I read the W3C info on the Last-Modified header, which states that HTTP/1.1 servers SHOULD send Last-Modified whenever feasible. I haven't been doing this on any of my dynamic pages, however I can't see how I'd be able to implement it, other than on pages where the images are sorted by date.

If I have 20 pages sorted by rating, and a new image is added today that gets inserted to page 10, pages 1-9 would still be the same, while pages 10-20 would be last updated today. The only solution I can think of would be to create a new database table with a record for every single page that could exist.
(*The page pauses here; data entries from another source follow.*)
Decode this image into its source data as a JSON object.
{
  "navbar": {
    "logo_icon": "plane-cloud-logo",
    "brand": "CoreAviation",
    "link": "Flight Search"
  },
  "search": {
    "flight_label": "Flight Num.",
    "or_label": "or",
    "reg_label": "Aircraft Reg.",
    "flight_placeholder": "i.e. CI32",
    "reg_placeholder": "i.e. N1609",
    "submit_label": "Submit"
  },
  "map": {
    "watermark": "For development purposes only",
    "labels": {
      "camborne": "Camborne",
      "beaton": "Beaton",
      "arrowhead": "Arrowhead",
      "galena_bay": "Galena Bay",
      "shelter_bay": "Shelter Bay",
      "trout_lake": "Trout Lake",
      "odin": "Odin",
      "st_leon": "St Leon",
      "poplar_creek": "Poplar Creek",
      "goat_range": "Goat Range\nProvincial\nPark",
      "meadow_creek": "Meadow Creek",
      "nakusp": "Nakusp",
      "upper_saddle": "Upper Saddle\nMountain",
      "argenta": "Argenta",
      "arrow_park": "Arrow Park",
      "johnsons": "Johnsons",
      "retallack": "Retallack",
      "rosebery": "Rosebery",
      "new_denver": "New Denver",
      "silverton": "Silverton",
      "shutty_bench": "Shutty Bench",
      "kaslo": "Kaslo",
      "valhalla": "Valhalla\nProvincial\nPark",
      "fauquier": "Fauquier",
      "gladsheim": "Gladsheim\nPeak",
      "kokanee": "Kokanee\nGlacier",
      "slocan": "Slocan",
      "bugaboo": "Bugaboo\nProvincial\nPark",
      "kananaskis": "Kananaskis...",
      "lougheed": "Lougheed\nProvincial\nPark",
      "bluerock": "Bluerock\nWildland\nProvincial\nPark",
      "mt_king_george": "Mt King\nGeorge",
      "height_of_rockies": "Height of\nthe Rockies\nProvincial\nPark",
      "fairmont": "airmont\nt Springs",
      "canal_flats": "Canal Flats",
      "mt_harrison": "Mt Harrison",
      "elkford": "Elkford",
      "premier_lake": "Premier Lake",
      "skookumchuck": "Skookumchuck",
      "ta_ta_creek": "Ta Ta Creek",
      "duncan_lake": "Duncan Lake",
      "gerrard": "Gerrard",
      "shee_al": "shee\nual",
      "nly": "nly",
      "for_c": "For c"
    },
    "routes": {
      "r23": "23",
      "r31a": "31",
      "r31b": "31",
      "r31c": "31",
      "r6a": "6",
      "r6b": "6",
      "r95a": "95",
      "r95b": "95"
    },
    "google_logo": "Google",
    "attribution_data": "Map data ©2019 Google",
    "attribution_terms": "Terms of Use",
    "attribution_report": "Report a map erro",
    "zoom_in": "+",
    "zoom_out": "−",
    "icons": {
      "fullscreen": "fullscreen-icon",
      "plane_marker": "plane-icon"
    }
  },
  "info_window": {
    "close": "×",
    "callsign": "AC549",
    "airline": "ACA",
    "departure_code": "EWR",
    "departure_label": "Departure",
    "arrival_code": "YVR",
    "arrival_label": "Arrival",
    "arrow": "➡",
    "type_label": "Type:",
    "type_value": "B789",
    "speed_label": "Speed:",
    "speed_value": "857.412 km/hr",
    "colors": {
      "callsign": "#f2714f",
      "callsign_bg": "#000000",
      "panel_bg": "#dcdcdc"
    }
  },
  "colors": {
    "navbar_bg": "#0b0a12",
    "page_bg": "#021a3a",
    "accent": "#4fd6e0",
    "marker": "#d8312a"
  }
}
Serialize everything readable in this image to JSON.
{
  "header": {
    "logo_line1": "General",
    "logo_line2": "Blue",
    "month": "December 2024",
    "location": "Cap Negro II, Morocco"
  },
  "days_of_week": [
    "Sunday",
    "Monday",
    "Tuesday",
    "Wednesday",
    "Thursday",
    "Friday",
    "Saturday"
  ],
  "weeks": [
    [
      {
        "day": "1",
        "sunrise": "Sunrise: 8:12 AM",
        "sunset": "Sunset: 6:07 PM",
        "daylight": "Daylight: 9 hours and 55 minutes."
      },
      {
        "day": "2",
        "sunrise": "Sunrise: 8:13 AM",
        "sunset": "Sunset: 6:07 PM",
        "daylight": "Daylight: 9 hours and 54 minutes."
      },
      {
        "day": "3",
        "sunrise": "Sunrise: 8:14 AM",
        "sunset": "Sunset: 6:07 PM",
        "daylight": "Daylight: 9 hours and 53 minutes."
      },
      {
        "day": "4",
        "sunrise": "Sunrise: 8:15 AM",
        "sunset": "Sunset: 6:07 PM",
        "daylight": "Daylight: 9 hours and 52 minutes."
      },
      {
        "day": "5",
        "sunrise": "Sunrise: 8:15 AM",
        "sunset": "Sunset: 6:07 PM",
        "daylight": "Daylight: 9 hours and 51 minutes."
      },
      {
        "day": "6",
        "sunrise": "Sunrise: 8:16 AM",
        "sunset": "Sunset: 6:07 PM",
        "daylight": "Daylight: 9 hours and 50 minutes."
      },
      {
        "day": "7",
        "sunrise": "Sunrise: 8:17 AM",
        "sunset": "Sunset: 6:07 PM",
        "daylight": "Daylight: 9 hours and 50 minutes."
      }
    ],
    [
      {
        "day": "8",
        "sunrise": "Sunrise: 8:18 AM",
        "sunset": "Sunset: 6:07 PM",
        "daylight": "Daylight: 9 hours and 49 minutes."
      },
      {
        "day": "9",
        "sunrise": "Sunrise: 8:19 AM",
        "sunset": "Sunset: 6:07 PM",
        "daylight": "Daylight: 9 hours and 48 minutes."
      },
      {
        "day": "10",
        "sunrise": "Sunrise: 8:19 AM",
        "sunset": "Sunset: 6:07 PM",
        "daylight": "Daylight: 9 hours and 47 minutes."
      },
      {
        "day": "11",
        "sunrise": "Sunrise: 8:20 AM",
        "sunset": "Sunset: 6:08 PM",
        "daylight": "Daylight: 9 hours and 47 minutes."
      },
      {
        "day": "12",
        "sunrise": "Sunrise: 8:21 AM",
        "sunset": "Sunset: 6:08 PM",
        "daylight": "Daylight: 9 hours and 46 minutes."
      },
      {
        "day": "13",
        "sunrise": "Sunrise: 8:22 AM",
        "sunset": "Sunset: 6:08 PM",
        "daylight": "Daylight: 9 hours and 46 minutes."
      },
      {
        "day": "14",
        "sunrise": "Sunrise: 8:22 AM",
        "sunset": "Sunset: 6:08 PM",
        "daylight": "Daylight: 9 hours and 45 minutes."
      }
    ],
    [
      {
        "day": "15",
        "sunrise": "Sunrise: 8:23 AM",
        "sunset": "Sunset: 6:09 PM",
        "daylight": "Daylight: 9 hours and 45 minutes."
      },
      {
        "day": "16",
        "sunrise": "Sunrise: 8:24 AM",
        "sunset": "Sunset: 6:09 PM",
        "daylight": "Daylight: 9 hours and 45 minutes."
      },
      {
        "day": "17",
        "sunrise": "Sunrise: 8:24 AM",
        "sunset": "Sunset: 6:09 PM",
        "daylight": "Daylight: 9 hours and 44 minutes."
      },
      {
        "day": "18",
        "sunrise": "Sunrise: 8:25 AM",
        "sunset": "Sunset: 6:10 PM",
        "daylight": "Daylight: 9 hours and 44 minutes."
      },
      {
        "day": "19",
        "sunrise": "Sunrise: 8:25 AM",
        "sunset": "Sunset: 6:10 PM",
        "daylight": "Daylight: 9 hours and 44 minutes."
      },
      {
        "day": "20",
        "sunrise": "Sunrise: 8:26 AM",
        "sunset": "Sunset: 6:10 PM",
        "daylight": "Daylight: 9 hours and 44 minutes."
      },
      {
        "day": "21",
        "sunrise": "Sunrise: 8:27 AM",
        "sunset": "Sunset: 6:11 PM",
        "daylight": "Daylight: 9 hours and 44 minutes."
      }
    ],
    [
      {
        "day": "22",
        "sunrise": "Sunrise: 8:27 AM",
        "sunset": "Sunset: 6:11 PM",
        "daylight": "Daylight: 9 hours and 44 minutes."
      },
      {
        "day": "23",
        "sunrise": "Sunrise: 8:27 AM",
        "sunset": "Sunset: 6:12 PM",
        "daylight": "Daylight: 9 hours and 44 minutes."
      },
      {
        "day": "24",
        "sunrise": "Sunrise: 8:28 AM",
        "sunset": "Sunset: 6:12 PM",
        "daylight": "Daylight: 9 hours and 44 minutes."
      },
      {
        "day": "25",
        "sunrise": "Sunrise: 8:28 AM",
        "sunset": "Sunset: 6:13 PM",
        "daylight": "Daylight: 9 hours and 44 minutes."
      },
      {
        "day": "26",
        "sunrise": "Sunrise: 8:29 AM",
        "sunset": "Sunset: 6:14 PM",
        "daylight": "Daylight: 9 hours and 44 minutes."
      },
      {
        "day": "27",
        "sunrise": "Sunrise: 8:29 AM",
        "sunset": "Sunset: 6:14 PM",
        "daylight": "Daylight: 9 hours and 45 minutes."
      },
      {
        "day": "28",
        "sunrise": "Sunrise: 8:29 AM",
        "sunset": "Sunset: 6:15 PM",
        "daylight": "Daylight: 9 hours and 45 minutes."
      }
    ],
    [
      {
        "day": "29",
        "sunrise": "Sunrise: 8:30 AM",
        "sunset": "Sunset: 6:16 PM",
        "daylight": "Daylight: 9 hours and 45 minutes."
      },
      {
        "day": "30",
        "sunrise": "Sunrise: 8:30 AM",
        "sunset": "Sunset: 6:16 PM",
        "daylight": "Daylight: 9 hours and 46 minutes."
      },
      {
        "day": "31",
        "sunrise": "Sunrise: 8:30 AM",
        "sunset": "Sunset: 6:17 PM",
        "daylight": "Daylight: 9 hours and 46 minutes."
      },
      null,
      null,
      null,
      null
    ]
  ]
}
Then whenever a new image is added, calculate the pages that would be changed and update the pages table with the new last modified date.

The work required to write this logic, the size of the new db table, and the extra processing work required for the server means it is not worth implementing a Last-Modified date for me. It is okay for the feed though, since there the images are sorted in date order, so you can just get the date of the most recently added image.

I did what I was hoping to be my final run with the IIS Site Analyser, but then still found some more things that needed to be corrected. I found that as well as the RSS feed, Wordpress also had an ATOM feed. I realised that you could have ATOM and RSS feeds in wordpress, but I didn't think that both of them were linked to from the blog. I thought wrong obviously.

So I did the same for the ATOM feed as I did the other day for the RSS feed. But then I found some more problems. The ATOM feed had an id specified like so:

<id><?php bloginfo('atom_url'); ?></id>

This seems to be quite incorrect, since it means that all feeds for the blog would have the same id. In a similar way, the alternate link (link to the HTML page that the feed is for) was the same for all feeds:

<link rel="self" type="application/atom+xml" href="<?php self_link(); ?>" />

For fixing the id issue, you can just use self_link(), which gives the URL of the current feed. For fixing the alternate link, I took Wordpress' self_link() function and modified it slightly to remove '/feed' or '/feed/atom'. This gives the url of the page the feed is for. I put this function in my theme's functions.php file:

/**
 * Display the link for the currently displayed feed in a XSS safe way.
 *
 * Generate a correct link for the rss link or atom alternate link element.
 *
 * @package WordPress
 * @subpackage Feed
 * @since 2.5
 */
function get_self_alt_link() {
 $host = @parse_url(home_url());
 $host = $host['host'];
 return esc_url(
  'http'
  . ( (isset($_SERVER['https']) && $_SERVER['https'] == 'on') ? 's' : '' ) . '://'
  . $host
  . preg_replace('/blog(\/)?(.*)?\/feed(\/atom)?(\?.*)?/', 'blog/$2$4', $_SERVER['REQUEST_URI'])
  );
}

The alternate link issue is relevant for RSS feeds as well as ATOM feeds, just I missed the issue before when I was modifying the RSS feed template.

I spent most of the rest of the day trying to fix some issues with my google maps page. I was sure I had it working okay before!